Le maître en pâtisserie n’a pas de limites. Et le chef d’entreprise ?
J’ai créé une entreprise pour pouvoir exercer mon métier comme j’ai envie. Cela reste d’actualité.
Quel chef d’entreprise admirezvous ?
Steve Jobs. Il a sû rendre indispensables des objets dont nous ignorions le besoin.
Quelles qualités vous ont aidé à construire votre succès ?
Ce que Gaston Lenôtre m’a appris me sert encore. Et, puis, pour moi, le plus important reste le travail sur l’architecture du goût : arriver à se projeter dans des scénarios de goût capables de toucher les gens, de leur faire plaisir.
Une recette à partager pour réussir ?
Aller au bout des choses. Quand j’imagine la tarte infiniment noisette, je fais un tour d’horizon à 360 ° du goût de la noisette en cherchant à le sublimer. J’impose un point de vue très personnel qui me semble plutôt partagé.
Dans quel pays émerge la pâtisserie du futur ?
La pâtisserie française, qui utilise beaucoup de techniques, garde une suprématie. Ce savoir-faire est recherché et répandu. Mais beaucoup de pâtisseries sont intéressantes. J’ai par exemple découvert le goût de la rose dans la cuisine et la pâtisserie bulgares, et récemment, aux Etats-Unis, des donuts de rêve.
Fier d’être un pâtissier français à l’étranger ?
Nous sommes un peu des ambassadeurs de notre pays. Dans ce métier, être français c’est aussi transmettre un savoir-faire et un savoir-être.
Un jeune talent à mettre en lumière ?
Dans nos métiers d’artisanat, c’est un devoir de partager et de transmettre. J’ai une affection particulière pour Claire Damon, j’aime le travail de Cédric Grolet, le style très personnel de Christophe Michalak.
Que vous inspire la pâtisserie sans gluten ?
70 % de nos ventes sont sans gluten : c’est le macaron ! Plus sérieusement, je travaille sur toutes les demandes actuelles en conservant à l’esprit la gourmandise et le plaisir.
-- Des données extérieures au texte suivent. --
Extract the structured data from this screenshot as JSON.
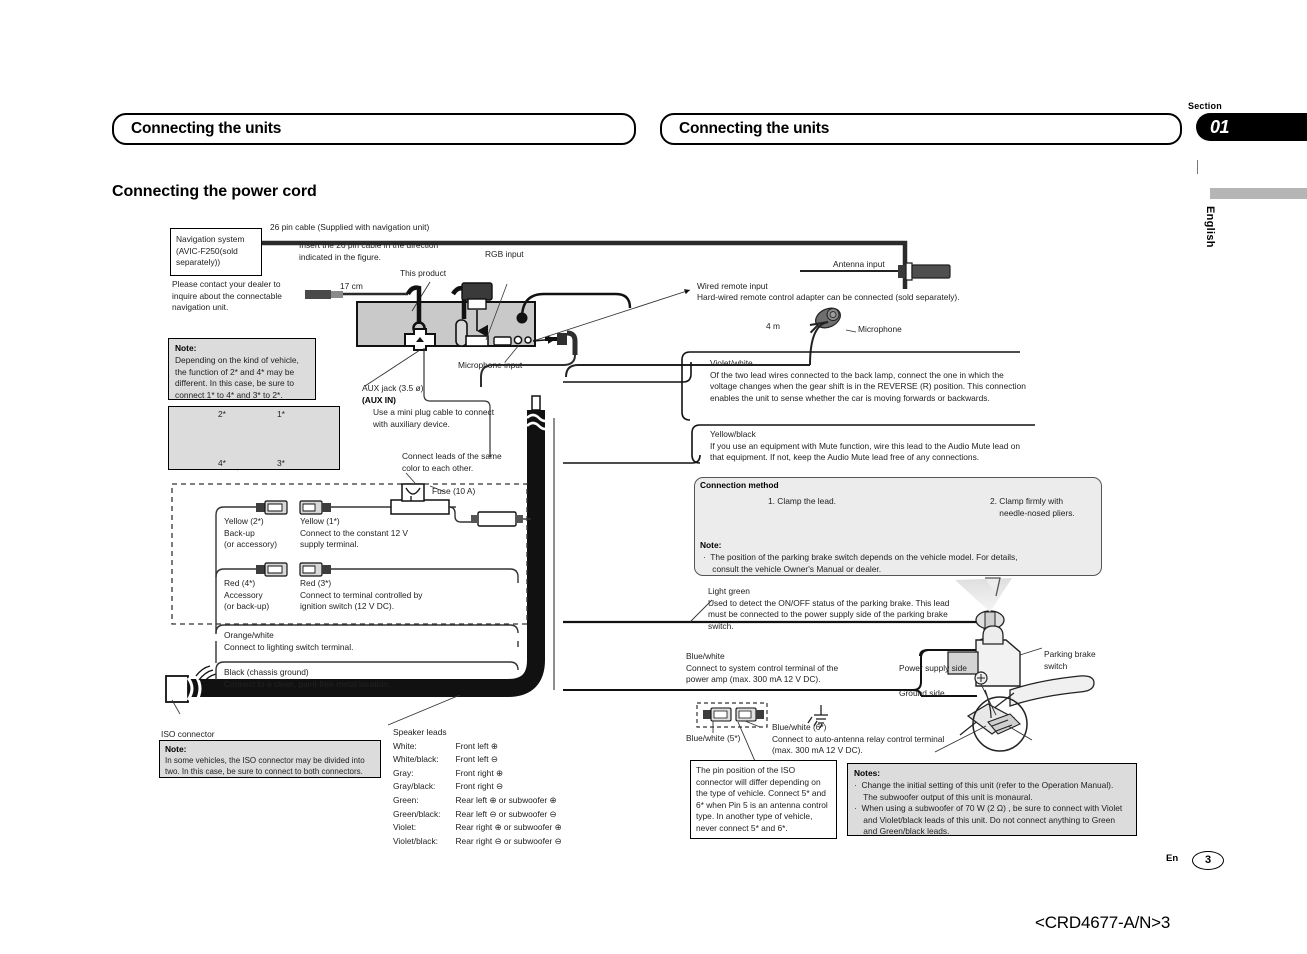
{
  "header": {
    "left_title": "Connecting the units",
    "right_title": "Connecting the units",
    "section_label": "Section",
    "section_number": "01",
    "language": "English"
  },
  "page_title": "Connecting the power cord",
  "diagram": {
    "nav_box": "Navigation system\n(AVIC-F250(sold\nseparately))",
    "nav_dealer_note": "Please contact your dealer to\ninquire about the connectable\nnavigation unit.",
    "cable_26pin": "26 pin cable (Supplied with navigation unit)",
    "insert_note": "Insert the 26 pin cable in the direction\nindicated in the figure.",
    "this_product": "This product",
    "rgb_input": "RGB input",
    "length_17cm": "17 cm",
    "microphone_input": "Microphone input",
    "antenna_input": "Antenna input",
    "wired_remote_title": "Wired remote input",
    "wired_remote_body": "Hard-wired remote control adapter can be connected (sold separately).",
    "mic_length": "4 m",
    "microphone": "Microphone",
    "note1_title": "Note:",
    "note1_body": "Depending on the kind of vehicle,\nthe function of 2* and 4* may be\ndifferent. In this case, be sure to\nconnect 1* to 4* and 3* to 2*.",
    "swap_labels": {
      "tl": "2*",
      "tr": "1*",
      "bl": "4*",
      "br": "3*"
    },
    "aux_jack_line1": "AUX jack (3.5 ø)",
    "aux_jack_line2": "(AUX IN)",
    "aux_jack_line3": "Use a mini plug cable to connect\nwith auxiliary device.",
    "same_color": "Connect leads of the same\ncolor to each other.",
    "fuse": "Fuse (10 A)",
    "yellow2_label": "Yellow (2*)\nBack-up\n(or accessory)",
    "yellow1_label": "Yellow (1*)\nConnect to the constant 12 V\nsupply terminal.",
    "red4_label": "Red (4*)\nAccessory\n(or back-up)",
    "red3_label": "Red (3*)\nConnect to terminal controlled by\nignition switch (12 V DC).",
    "orange_white": "Orange/white\nConnect to lighting switch terminal.",
    "black_ground": "Black (chassis ground)\nConnect to a clean, paint-free metal location.",
    "iso_connector": "ISO connector",
    "iso_note_title": "Note:",
    "iso_note_body": "In some vehicles, the ISO connector may be divided into\ntwo. In this case, be sure to connect to both connectors.",
    "violet_white": "Violet/white\nOf the two lead wires connected to the back lamp, connect the one in which the\nvoltage changes when the gear shift is in the REVERSE (R) position. This connection\nenables the unit to sense whether the car is moving forwards or backwards.",
    "yellow_black": "Yellow/black\nIf you use an equipment with Mute function, wire this lead to the Audio Mute lead on\nthat equipment. If not, keep the Audio Mute lead free of any connections.",
    "connection_method_title": "Connection method",
    "connection_step1": "1. Clamp the lead.",
    "connection_step2": "2. Clamp firmly with\n    needle-nosed pliers.",
    "connection_note_title": "Note:",
    "connection_note_body": "·  The position of the parking brake switch depends on the vehicle model. For details,\n    consult the vehicle Owner's Manual or dealer.",
    "light_green": "Light green\nUsed to detect the ON/OFF status of the parking brake. This lead\nmust be connected to the power supply side of the parking brake\nswitch.",
    "blue_white": "Blue/white\nConnect to system control terminal of the\npower amp (max. 300 mA 12 V DC).",
    "power_supply_side": "Power supply side",
    "ground_side": "Ground side",
    "parking_brake_switch": "Parking brake\nswitch",
    "blue_white_5": "Blue/white (5*)",
    "blue_white_6": "Blue/white (6*)\nConnect to auto-antenna relay control terminal\n(max. 300 mA 12 V DC).",
    "iso_pin_note": "The pin position of the ISO\nconnector will differ depending on\nthe type of vehicle. Connect 5* and\n6* when Pin 5 is an antenna control\ntype. In another type of vehicle,\nnever connect 5* and 6*.",
    "notes_title": "Notes:",
    "notes_body": "·  Change the initial setting of this unit (refer to the Operation Manual).\n    The subwoofer output of this unit is monaural.\n·  When using a subwoofer of 70 W (2 Ω) , be sure to connect with Violet\n    and Violet/black leads of this unit. Do not connect anything to Green\n    and Green/black leads.",
    "speaker_leads_title": "Speaker leads",
    "speaker_leads": [
      {
        "color": "White:",
        "assign": "Front left ⊕"
      },
      {
        "color": "White/black:",
        "assign": "Front left ⊖"
      },
      {
        "color": "Gray:",
        "assign": "Front right ⊕"
      },
      {
        "color": "Gray/black:",
        "assign": "Front right ⊖"
      },
      {
        "color": "Green:",
        "assign": "Rear left ⊕ or subwoofer ⊕"
      },
      {
        "color": "Green/black:",
        "assign": "Rear left ⊖ or subwoofer ⊖"
      },
      {
        "color": "Violet:",
        "assign": "Rear right ⊕ or subwoofer ⊕"
      },
      {
        "color": "Violet/black:",
        "assign": "Rear right ⊖ or subwoofer ⊖"
      }
    ]
  },
  "footer": {
    "lang_code": "En",
    "page_number": "3",
    "doc_code": "<CRD4677-A/N>3"
  }
}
C’est essentiel.
Un coup de gueule ?
La mode du sel dans les pâtisseries. Il est souvent présent de façon uniforme alors qu’il devrait s’exprimer comme une ponctuation. Et l’usage du fumé que je préfère appliqué au saumon qu’à la vanille.
A un repas imaginaire, vous conviez ?
Bernar Venet, Makoto Azuma, le dalaïlama, Léonard de Vinci, Steve Jobs…
Un lieu où se ressourcer ?
Bonifaccio, ma femme Valérie est corse. J’y aime les gens, les paysages, l’immortelle, la népita, le miel du maquis, la charcuterie…
Un restaurant où la carte des desserts vous emballe ?
Chez Hélène Darroze. J’aurais voulu inventer son dessert à la truffe blanche. L’un des meilleurs que je connaisse.
Un voeu pour 2018 ?
J’aimerais qu’à l’occasion des 20 ans de la maison, le projet du « 86 » soit un succès.